Cosmological implications of the minimum viscosity principle

TL;DR

This paper explores how black holes in a quark-gluon plasma with minimum viscosity bounds relate to early universe conditions, suggesting long-lived remnants and implications for quantum structures and cosmology.

Contribution

It introduces a novel connection between minimum viscosity black holes, early universe quark asymmetries, and quantum coherent structures, proposing new cosmological and quantum computing implications.

Findings

Black holes obeying minimum viscosity bounds match the strong force range.

Estimated black hole evaporation time exceeds the quark-gluon plasma era.

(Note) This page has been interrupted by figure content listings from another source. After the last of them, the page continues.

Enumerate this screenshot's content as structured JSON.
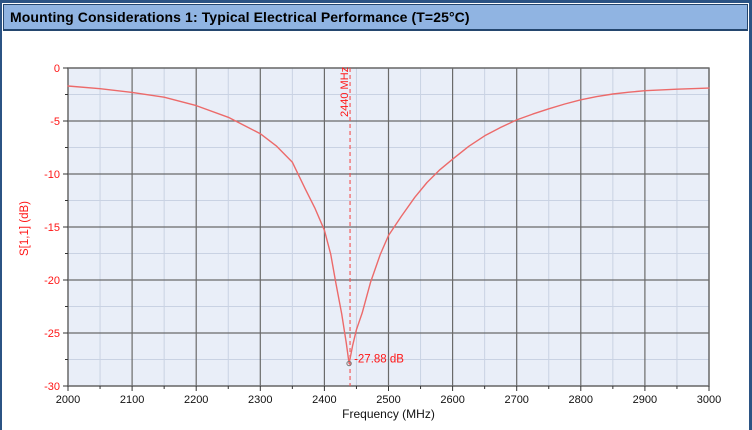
{
  "header": {
    "title": "Mounting Considerations 1: Typical Electrical Performance (T=25°C)"
  },
  "colors": {
    "frame_border": "#2b5384",
    "header_bg": "#90b4e2",
    "header_border": "#24466e",
    "plot_bg": "#e9eef8",
    "major_grid": "#6a6a6a",
    "minor_grid": "#c9d2e3",
    "curve": "#ec6a6a",
    "marker_dashed": "#f25050",
    "red_text": "#ff1616",
    "black_text": "#111111"
  },
  "chart_data": {
    "type": "line",
    "title": "",
    "xlabel": "Frequency (MHz)",
    "ylabel": "S[1,1] (dB)",
    "xlim": [
      2000,
      3000
    ],
    "ylim": [
      -30,
      0
    ],
    "x_ticks": [
      2000,
      2100,
      2200,
      2300,
      2400,
      2500,
      2600,
      2700,
      2800,
      2900,
      3000
    ],
    "y_ticks": [
      0,
      -5,
      -10,
      -15,
      -20,
      -25,
      -30
    ],
    "x_minor_step": 50,
    "y_minor_step": 2.5,
    "grid": true,
    "legend_position": "none",
    "series": [
      {
        "name": "S[1,1]",
        "points": [
          [
            2000,
            -1.7
          ],
          [
            2050,
            -1.95
          ],
          [
            2100,
            -2.3
          ],
          [
            2150,
            -2.75
          ],
          [
            2200,
            -3.55
          ],
          [
            2250,
            -4.65
          ],
          [
            2300,
            -6.2
          ],
          [
            2325,
            -7.35
          ],
          [
            2350,
            -8.9
          ],
          [
            2370,
            -11.4
          ],
          [
            2385,
            -13.2
          ],
          [
            2400,
            -15.3
          ],
          [
            2410,
            -17.6
          ],
          [
            2418,
            -20.3
          ],
          [
            2427,
            -23.2
          ],
          [
            2434,
            -25.9
          ],
          [
            2438.5,
            -27.88
          ],
          [
            2444,
            -26.2
          ],
          [
            2450,
            -24.7
          ],
          [
            2459,
            -23.1
          ],
          [
            2472,
            -20.2
          ],
          [
            2487,
            -17.6
          ],
          [
            2500,
            -15.8
          ],
          [
            2520,
            -14.0
          ],
          [
            2541,
            -12.2
          ],
          [
            2560,
            -10.8
          ],
          [
            2580,
            -9.6
          ],
          [
            2600,
            -8.6
          ],
          [
            2625,
            -7.4
          ],
          [
            2650,
            -6.4
          ],
          [
            2675,
            -5.6
          ],
          [
            2700,
            -4.9
          ],
          [
            2725,
            -4.35
          ],
          [
            2750,
            -3.85
          ],
          [
            2775,
            -3.4
          ],
          [
            2800,
            -3.0
          ],
          [
            2825,
            -2.7
          ],
          [
            2850,
            -2.45
          ],
          [
            2875,
            -2.28
          ],
          [
            2900,
            -2.14
          ],
          [
            2950,
            -2.0
          ],
          [
            3000,
            -1.9
          ]
        ]
      }
    ],
    "annotations": {
      "vline": {
        "x": 2440,
        "label": "2440 MHz"
      },
      "minimum": {
        "x": 2438.5,
        "y": -27.88,
        "label": "-27.88 dB"
      }
    }
  }
}
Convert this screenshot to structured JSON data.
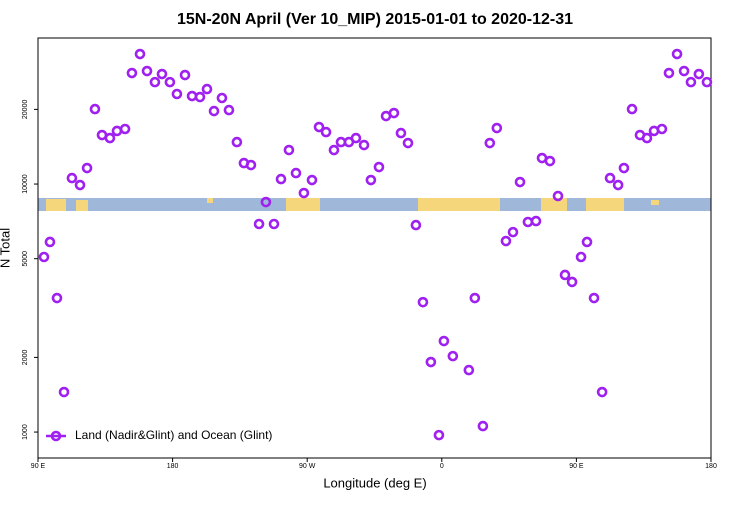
{
  "chart_data": {
    "type": "scatter",
    "title": "15N-20N April (Ver 10_MIP)   2015-01-01 to 2020-12-31",
    "x_label": "Longitude (deg E)",
    "y_label": "N Total",
    "log_y": true,
    "legend": "bottom-left",
    "xlim": [
      90,
      540
    ],
    "ylim": [
      786,
      38800
    ],
    "xticks": [
      {
        "value": 90,
        "label": "90 E"
      },
      180,
      {
        "value": 270,
        "label": "90 W"
      },
      {
        "value": 360,
        "label": "0"
      },
      {
        "value": 450,
        "label": "90 E"
      },
      {
        "value": 540,
        "label": "180"
      }
    ],
    "yticks": [
      1000,
      2000,
      5000,
      10000,
      20000
    ],
    "series": [
      {
        "name": "Land (Nadir&Glint) and Ocean (Glint)",
        "color": "#a020f0",
        "x": [
          94.0,
          98.0,
          102.7,
          107.4,
          112.7,
          118.1,
          122.8,
          128.1,
          132.8,
          138.1,
          142.8,
          148.2,
          152.8,
          158.2,
          162.9,
          168.2,
          172.9,
          178.2,
          182.9,
          188.3,
          193.0,
          198.3,
          203.0,
          207.7,
          213.0,
          217.7,
          223.0,
          227.7,
          232.4,
          237.8,
          242.4,
          247.8,
          252.5,
          257.8,
          262.5,
          267.8,
          273.2,
          277.9,
          282.6,
          287.9,
          292.6,
          297.9,
          302.6,
          308.0,
          312.6,
          318.0,
          322.7,
          328.0,
          332.7,
          337.4,
          342.7,
          347.4,
          352.7,
          358.1,
          361.4,
          367.4,
          378.1,
          382.1,
          387.5,
          392.1,
          396.8,
          402.9,
          407.6,
          412.3,
          417.6,
          423.0,
          427.0,
          432.3,
          437.7,
          442.4,
          447.1,
          453.1,
          457.1,
          461.8,
          467.2,
          472.5,
          477.9,
          481.8,
          487.2,
          492.5,
          497.2,
          501.9,
          507.2,
          511.9,
          517.3,
          522.0,
          526.6,
          531.9,
          537.3
        ],
        "values": [
          5080,
          5840,
          3470,
          1450,
          10570,
          9910,
          11600,
          20050,
          15760,
          15320,
          16370,
          16670,
          28030,
          33440,
          28550,
          25760,
          27770,
          25760,
          23070,
          27510,
          22640,
          22430,
          24150,
          19690,
          22230,
          19870,
          14760,
          12150,
          11930,
          6900,
          8460,
          6900,
          10470,
          13710,
          11070,
          9200,
          10380,
          16980,
          16200,
          13710,
          14760,
          14760,
          15320,
          14360,
          10380,
          11710,
          18800,
          19330,
          16050,
          14630,
          6830,
          3340,
          1916,
          972,
          2328,
          2024,
          1778,
          3470,
          1057,
          14630,
          16820,
          5890,
          6400,
          10190,
          7030,
          7090,
          12730,
          12380,
          8950,
          4300,
          4030,
          5080,
          5840,
          3470,
          1450,
          10570,
          9910,
          11600,
          20050,
          15760,
          15320,
          16370,
          16670,
          28030,
          33440,
          28550,
          25760,
          27770,
          25760
        ]
      }
    ]
  }
}
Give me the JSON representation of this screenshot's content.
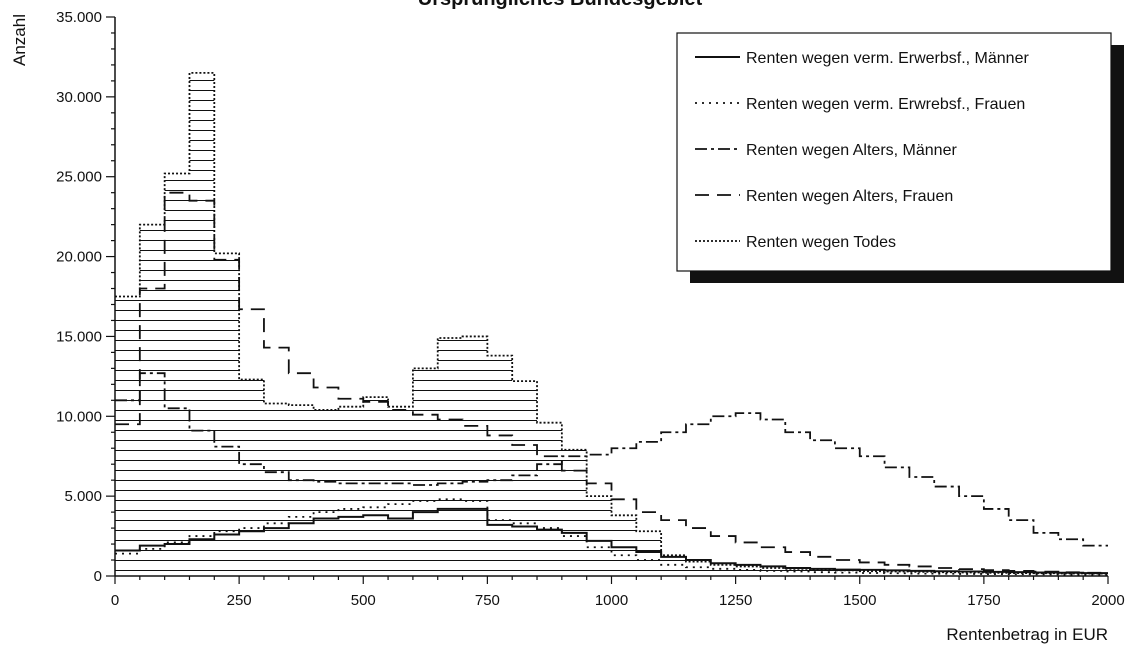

Possible survival of quark-antiquark asymmetries as antiquark nuggets.

Abstract

It is shown that black holes in a quark gluon plasma (QGP) obeying minimum viscosity bounds, exhibit a Schwarzschild radius in close match with the range of the strong force. For such black holes, an evaporation time of about 1016 secs is estimated, indicating that they would survive by far the quark-gluon plasma era, namely between 10^-10 and 10^-6 seconds after the big bang. On the assumption that the big-bang generated unequal amounts of quark and antiquarks, this suggests that such unbalance might have survived to this day in the form of excess antiquark nuggets hidden to all but gravitational interactions. A connection with the saturon picture, whereby minimum viscosity regimes would associate with the onset coherent quantum field structures with maximum storage properties, is also established, along with potential implication for quantum computing of classical systems.